Hi, I was wondering if any non-compact Litespeed Vortex owners have experienced a lack of rear tire clearance when trying to run 25c or larger tires. When I had 25c Grand Prix 3000s on the bike there was hardly any space between the tire and the front der. clamp. 

On a related note, can anyone confirm the amount of clearance on the newer compact Vortex? In pics it seems that maybe there is a little more room for larger tires. 

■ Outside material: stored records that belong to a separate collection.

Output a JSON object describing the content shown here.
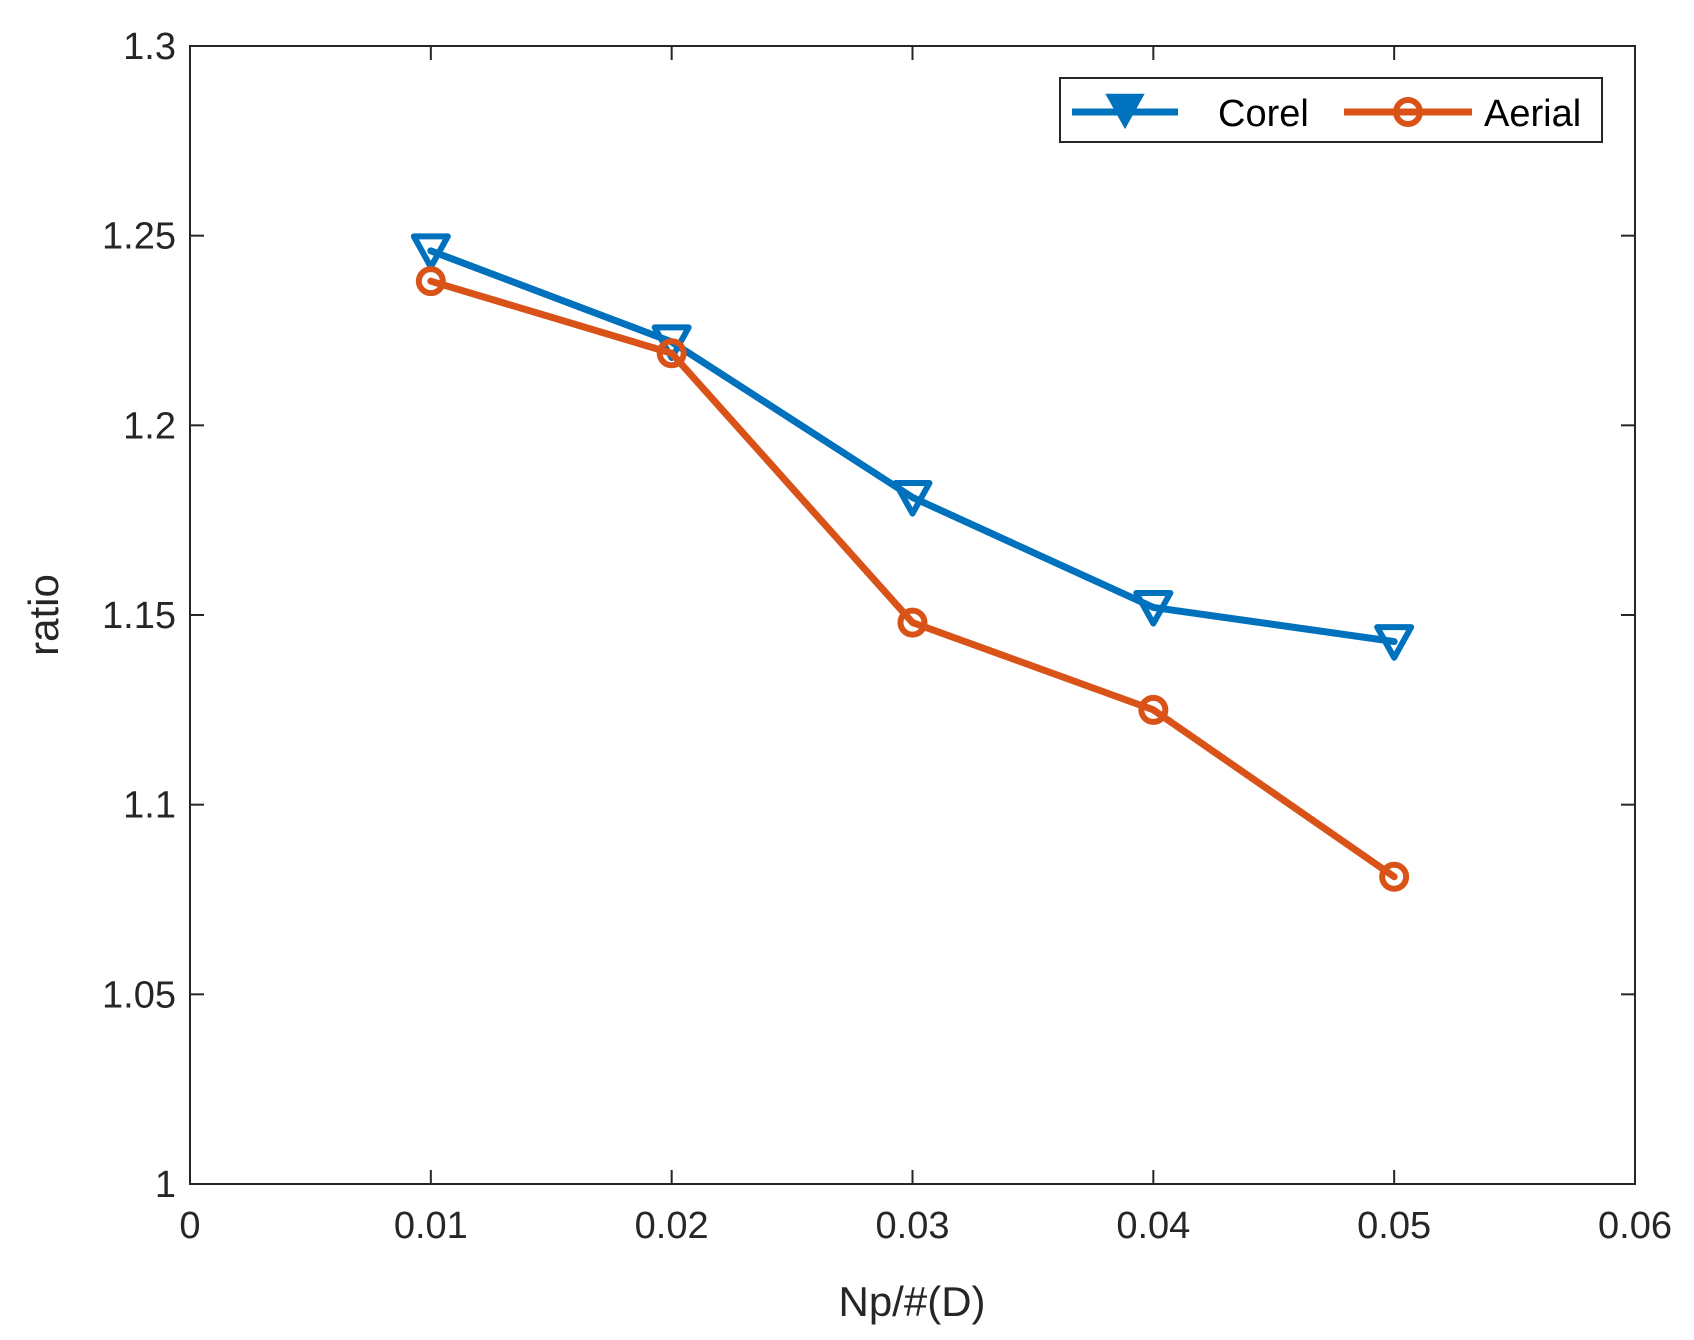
{
  "chart_data": {
    "type": "line",
    "title": "",
    "xlabel": "Np/#(D)",
    "ylabel": "ratio",
    "xlim": [
      0,
      0.06
    ],
    "ylim": [
      1,
      1.3
    ],
    "xticks": [
      0,
      0.01,
      0.02,
      0.03,
      0.04,
      0.05,
      0.06
    ],
    "xtick_labels": [
      "0",
      "0.01",
      "0.02",
      "0.03",
      "0.04",
      "0.05",
      "0.06"
    ],
    "yticks": [
      1,
      1.05,
      1.1,
      1.15,
      1.2,
      1.25,
      1.3
    ],
    "ytick_labels": [
      "1",
      "1.05",
      "1.1",
      "1.15",
      "1.2",
      "1.25",
      "1.3"
    ],
    "grid": false,
    "legend_position": "top-right",
    "series": [
      {
        "name": "Corel",
        "color": "#0072BD",
        "marker": "triangle-down",
        "x": [
          0.01,
          0.02,
          0.03,
          0.04,
          0.05
        ],
        "values": [
          1.246,
          1.222,
          1.181,
          1.152,
          1.143
        ]
      },
      {
        "name": "Aerial",
        "color": "#D95319",
        "marker": "circle",
        "x": [
          0.01,
          0.02,
          0.03,
          0.04,
          0.05
        ],
        "values": [
          1.238,
          1.219,
          1.148,
          1.125,
          1.081
        ]
      }
    ]
  }
}
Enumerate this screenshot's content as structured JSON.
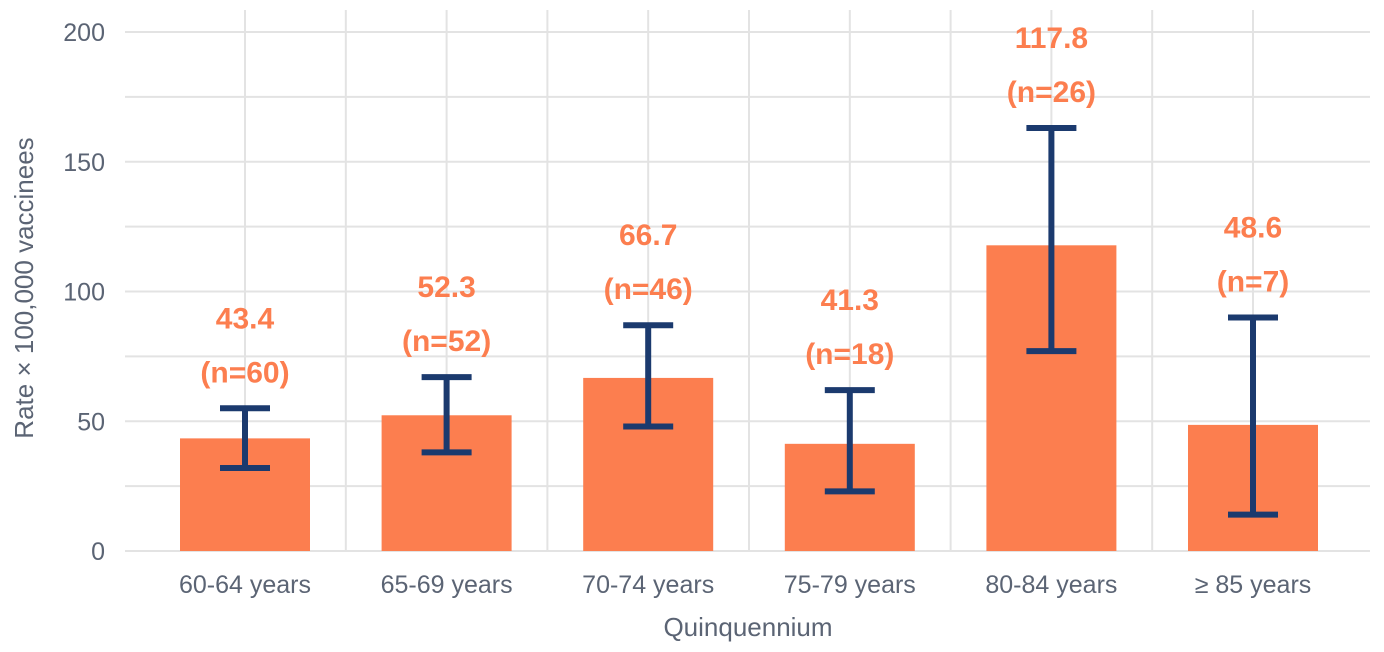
{
  "chart_data": {
    "type": "bar",
    "title": "",
    "xlabel": "Quinquennium",
    "ylabel": "Rate × 100,000 vaccinees",
    "ylim": [
      0,
      200
    ],
    "yticks": [
      0,
      50,
      100,
      150,
      200
    ],
    "grid": true,
    "legend": "none",
    "categories": [
      "60-64 years",
      "65-69 years",
      "70-74 years",
      "75-79 years",
      "80-84 years",
      "≥ 85 years"
    ],
    "values": [
      43.4,
      52.3,
      66.7,
      41.3,
      117.8,
      48.6
    ],
    "error_low": [
      32,
      38,
      48,
      23,
      77,
      14
    ],
    "error_high": [
      55,
      67,
      87,
      62,
      163,
      90
    ],
    "labels": [
      {
        "value": "43.4",
        "n": "(n=60)"
      },
      {
        "value": "52.3",
        "n": "(n=52)"
      },
      {
        "value": "66.7",
        "n": "(n=46)"
      },
      {
        "value": "41.3",
        "n": "(n=18)"
      },
      {
        "value": "117.8",
        "n": "(n=26)"
      },
      {
        "value": "48.6",
        "n": "(n=7)"
      }
    ],
    "colors": {
      "bar": "#fc7e4f",
      "error": "#1b3a6e",
      "label": "#fc7e4f"
    }
  }
}
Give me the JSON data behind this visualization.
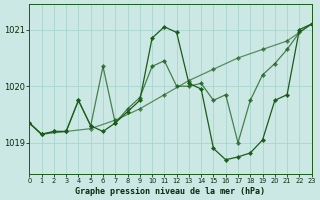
{
  "title": "Graphe pression niveau de la mer (hPa)",
  "background_color": "#cce8e4",
  "grid_color": "#a8d4ce",
  "line_color": "#1a5c1a",
  "xlim": [
    0,
    23
  ],
  "ylim": [
    1018.45,
    1021.45
  ],
  "yticks": [
    1019,
    1020,
    1021
  ],
  "xticks": [
    0,
    1,
    2,
    3,
    4,
    5,
    6,
    7,
    8,
    9,
    10,
    11,
    12,
    13,
    14,
    15,
    16,
    17,
    18,
    19,
    20,
    21,
    22,
    23
  ],
  "series1_x": [
    0,
    1,
    3,
    5,
    7,
    9,
    11,
    13,
    15,
    17,
    19,
    21,
    23
  ],
  "series1_y": [
    1019.35,
    1019.15,
    1019.2,
    1019.25,
    1019.4,
    1019.6,
    1019.85,
    1020.1,
    1020.3,
    1020.5,
    1020.65,
    1020.8,
    1021.1
  ],
  "series2_x": [
    0,
    1,
    2,
    3,
    4,
    5,
    6,
    7,
    8,
    9,
    10,
    11,
    12,
    13,
    14,
    15,
    16,
    17,
    18,
    19,
    20,
    21,
    22,
    23
  ],
  "series2_y": [
    1019.35,
    1019.15,
    1019.2,
    1019.2,
    1019.75,
    1019.3,
    1019.2,
    1019.35,
    1019.55,
    1019.75,
    1020.85,
    1021.05,
    1020.95,
    1020.05,
    1019.95,
    1018.9,
    1018.7,
    1018.75,
    1018.82,
    1019.05,
    1019.75,
    1019.85,
    1021.0,
    1021.1
  ],
  "series3_x": [
    0,
    1,
    2,
    3,
    4,
    5,
    6,
    7,
    8,
    9,
    10,
    11,
    12,
    13,
    14,
    15,
    16,
    17,
    18,
    19,
    20,
    21,
    22,
    23
  ],
  "series3_y": [
    1019.35,
    1019.15,
    1019.2,
    1019.2,
    1019.75,
    1019.3,
    1020.35,
    1019.35,
    1019.6,
    1019.8,
    1020.35,
    1020.45,
    1020.0,
    1020.0,
    1020.05,
    1019.75,
    1019.85,
    1019.0,
    1019.75,
    1020.2,
    1020.4,
    1020.65,
    1020.95,
    1021.1
  ]
}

Thanks for the advice, and in the next few weeks I may be looking to swap my yr. 2000(?) 59cm Vortex frame (non-compact, non-integrated 1 1/8 H.S.) for a compact vortex, Merlin extralight (non-integrated H.S. only) or some other Ti frame with a 57ish top tube. I would even consider trading for a size smaller non-compact Vortex frame since I am only a bit over 6ft and like more standover height than most. If anyone is looking to swap in the other direction please let me know what you had in mind.

-Zac


----------



## Tequila Joe (May 30, 2004)

zacattacks said:


> On a related note, can anyone confirm the amount of clearance on the newer compact Vortex? In pics it seems that maybe there is a little more room for larger tires.
> 
> -Zac


I'll check for you when I get home tonight.

T.J.

EDIT: 
The area where clearance is tightest is between the tire and chain stays. My electronic caliper reads ~28.4mm distance where the tire resides. It'll be very tight but a 25mm tire should fit. There is plenty of room between the tire, seat tube and FD hanger.


----------